The reminders came fast and furious for a season – a story in the paper of some people shot somewhere, a Marine I served with killed in Iraq, a baby, a grandfather, a parent, a son that have died. In some way, connected to it all is the cold, gray day of September 5, 1973. The highway lays before me, curving off to the left over the bridge and I am nine years old, bringing my Schwinn Stingray bike to a sudden halt as I round the base of the hill. Slightly to the left of me is a red Honda 70. A blanket lies over a mound stretched across the centerline and perpendicular to the road. I notice the orange helmet poking out from it. I lift my eyes, catching a glimpse of a brownish motorcycle, before centering on the couple holding each other beside a blue Plymouth Fury station wagon amidst various emergency vehicles – ambulance, sheriff’s cars. They are my parents. I am lifted bodily from my bicycle by someone I know to be familiar, but whom I cannot recognize or remember. Thoughts and emotions swirl within and about me. All is confusion. The certainties of life are uprooted and cast to the winds. Roger is dead.
I detach myself from the reality. I treat it as a news event. I will read about it, but I will not go see it again. The rest of the family went to the hospital in Miami (Oklahoma) to formally identify the body, sign for the effects, and make preliminary arrangements for burial. I refused. At the funeral itself, I tried to view things clinically. I was a child Mr. Spock, merely lifting an eyebrow at my father’s tears and wondering if the body was really cold like the books said dead people were (it wasn’t – more like room temperature). We went through the service, drove to the cemetery, and lowered the sealed coffin into the ground. Then each of us picked up a handful of dirt and threw it into the open grave as the minister read the words of the funeral liturgy. “Ashes to ashes, dust to dust….” That was that. We all went home.
I did not go out to that grave site again until 1982. For years I even pretended he had never been, that everything was normal. But it wasn’t. It intruded upon my consciousness first as an abstract, theoretical question – a question that’s been around for a while. “How can a good, omnipotent, sovereign God permit or require evil?” There is no satisfactory theoretical answer to that question. Only in the concrete reality of life lived – and died – is there satisfaction. I had to face Roger’s death, not as abstract concept, but as a real event. It was not a picture on TV or in the newspaper. It was not mere information. It was my brother Roger, dead, buried, and cut off from the living. Facing, and feeling that fully, I found peace. That peace does not result from an answer to the theoretical question. It is rather in the concrete experience of God’s love and the loved, loving life that one finds comfort. Only then does peace cut through the confusion, settle the storm, and calm the raging heart. And in the midst of old pain newly realized, I found rest.

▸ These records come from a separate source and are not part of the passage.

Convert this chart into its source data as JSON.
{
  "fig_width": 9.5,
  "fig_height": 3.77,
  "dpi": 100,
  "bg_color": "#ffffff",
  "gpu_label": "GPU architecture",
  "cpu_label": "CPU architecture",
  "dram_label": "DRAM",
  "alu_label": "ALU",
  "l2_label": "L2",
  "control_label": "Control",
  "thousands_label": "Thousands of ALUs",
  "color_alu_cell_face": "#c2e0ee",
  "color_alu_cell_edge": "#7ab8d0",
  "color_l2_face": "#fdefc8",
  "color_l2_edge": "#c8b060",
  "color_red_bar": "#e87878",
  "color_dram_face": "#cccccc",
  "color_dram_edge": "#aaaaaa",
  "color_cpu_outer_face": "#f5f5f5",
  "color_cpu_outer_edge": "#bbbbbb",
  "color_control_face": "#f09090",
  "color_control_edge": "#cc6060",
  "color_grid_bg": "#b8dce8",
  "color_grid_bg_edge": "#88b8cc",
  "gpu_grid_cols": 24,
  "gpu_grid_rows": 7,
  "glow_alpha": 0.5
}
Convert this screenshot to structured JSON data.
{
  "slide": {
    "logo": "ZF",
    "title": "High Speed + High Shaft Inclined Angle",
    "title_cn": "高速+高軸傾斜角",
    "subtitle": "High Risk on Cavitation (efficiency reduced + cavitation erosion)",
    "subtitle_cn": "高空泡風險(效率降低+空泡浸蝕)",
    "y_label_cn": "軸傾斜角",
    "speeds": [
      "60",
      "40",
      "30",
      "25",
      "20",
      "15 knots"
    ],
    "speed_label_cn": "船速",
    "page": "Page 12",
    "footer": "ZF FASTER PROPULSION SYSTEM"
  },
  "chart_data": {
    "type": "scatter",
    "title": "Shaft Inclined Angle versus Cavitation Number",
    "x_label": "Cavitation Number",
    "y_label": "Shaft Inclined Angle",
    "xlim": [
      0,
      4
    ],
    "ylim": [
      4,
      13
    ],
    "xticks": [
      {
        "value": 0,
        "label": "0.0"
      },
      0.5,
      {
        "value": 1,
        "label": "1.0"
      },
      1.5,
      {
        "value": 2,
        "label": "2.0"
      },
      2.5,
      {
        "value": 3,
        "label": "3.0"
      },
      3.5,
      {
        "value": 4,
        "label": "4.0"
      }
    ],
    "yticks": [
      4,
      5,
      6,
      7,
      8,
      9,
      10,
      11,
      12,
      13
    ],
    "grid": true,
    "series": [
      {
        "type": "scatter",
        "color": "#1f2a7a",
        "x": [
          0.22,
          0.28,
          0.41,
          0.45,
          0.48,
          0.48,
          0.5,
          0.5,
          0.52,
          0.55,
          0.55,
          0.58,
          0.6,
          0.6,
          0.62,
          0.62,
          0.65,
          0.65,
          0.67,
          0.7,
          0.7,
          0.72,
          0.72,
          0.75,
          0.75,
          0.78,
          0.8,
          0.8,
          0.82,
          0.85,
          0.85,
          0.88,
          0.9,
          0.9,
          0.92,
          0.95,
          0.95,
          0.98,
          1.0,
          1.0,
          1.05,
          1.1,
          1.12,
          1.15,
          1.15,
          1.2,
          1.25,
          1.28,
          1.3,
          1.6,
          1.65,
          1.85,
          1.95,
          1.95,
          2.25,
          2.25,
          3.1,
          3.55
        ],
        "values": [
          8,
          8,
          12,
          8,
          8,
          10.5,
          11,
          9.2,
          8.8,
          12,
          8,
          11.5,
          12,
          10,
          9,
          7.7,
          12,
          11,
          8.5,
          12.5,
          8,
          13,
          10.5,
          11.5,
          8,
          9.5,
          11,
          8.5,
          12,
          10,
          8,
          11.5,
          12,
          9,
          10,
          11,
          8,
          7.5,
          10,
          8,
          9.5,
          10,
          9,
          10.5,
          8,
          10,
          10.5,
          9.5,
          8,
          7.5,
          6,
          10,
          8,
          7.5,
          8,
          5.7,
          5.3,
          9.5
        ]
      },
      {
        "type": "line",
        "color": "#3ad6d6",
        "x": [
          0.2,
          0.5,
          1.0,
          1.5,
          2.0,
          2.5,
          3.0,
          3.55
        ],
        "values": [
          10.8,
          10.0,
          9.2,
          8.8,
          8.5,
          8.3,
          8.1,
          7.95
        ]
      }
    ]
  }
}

At last the truth broke upon me. For years I sought knowledge – facts, data, information, logic. But mere information is empty, vain. Wisdom is not derived from knowing facts or answers, though there are facts to be had and answers to be given. Wisdom is derived from knowing God – as a being, or more precisely, as a person, and not as abstract propositions. Finally I understood the preacher in Jerusalem who wrote:
“Remember your Creator in the days of your youth, before the days of trouble come.” (Eccl. 12:1)
It still hurts, as do the the deaths of those I’ve loved in the years since. But I am at peace with the hurt. I still don’t know the answer to that age-old question, but I do know Jesus and in knowing Jesus, I know I am loved and can love in turn. I remember my Creator. It is enough.